[Zope] Import from file via management-interface

Tino Wildenhain tino@wildenhain.de
Sat, 09 Sep 2000 15:54:25 +0200


Hi,

Martijn Pieters wrote:
> 
> On Sat, Sep 09, 2000 at 09:39:33AM +0200, Tino Wildenhain wrote:
> > Terry Kerr wrote:
> > >
> > > you can write anything destructive, whether it is an external method, a DTML
> > > Method, or basically anything.  At least if the only way you can import .zexp's
> > > is from the import directory, then only people with access to the zope file
> > > structure can import stuff...that will usually be restricted to system
> > > administrators or superuser people.
> >
> > Hm. I dont see the point here. First you can restrict the ability to
> > Export/Import in the users role.
> > Second, the either the superuser has to be bothered with imports or
> > you have to grant all the people access to the file system.
> > This would be much lesser security as beeing able to import via web.
> >
> > May be I schould have a deeper look at the ownership-problem.
> >
> > Giving the importing user ownership over all objects (s)he imports
> > as long it is not the superuser, schould do the trick.
> 
> The problem is not so much ownership of the objects imported, but the type
> of objects that can be instanciated from a pickle (the export format
> wether XML or binary, consists of pickled classes).
> 
> You can create _everything_ from a pickle, as long as there is a class
> definition for it; including a monitor client. I can open up a high port
> on your machine that'll let me connect to your Zope process in a python
> interpreter prompt. Then your server is my oister.

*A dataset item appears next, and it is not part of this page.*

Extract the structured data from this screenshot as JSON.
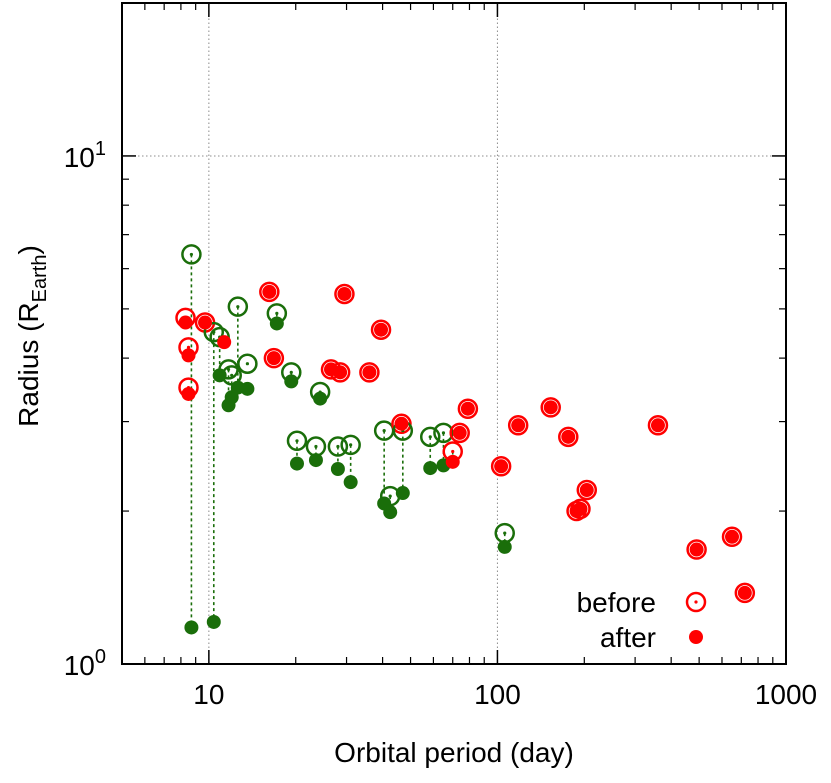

Thats badly true, but importing of a whole bunch of objects is also 
often needed. IIRC does pickle only handle instance data but not
class code. (although I see using of marshal in the import code
which does in fact import code as oposite to pickle)
Importing instance data schould not be a problem since it can only work
if the user in question has access to the classes. 
This access is already handled by permissions.

Moreover we could restrict importing via web to the superuser at all.

> Allowing imports from arbitrary paths will let me exploit security holes
> in other internet daemons on your machine to create a pickle file for
> import; preferably the /tmp directory as it is world writeable.
> Restricting imports to one directory allows you to be much more
> restrictive as to who can write there.
> 
> You can set up restricted FTP access or even only allow scp (ssh encrypted
> file transfer) for trusted people to upload exports to the Zope import
> directory if you need to give others import rights.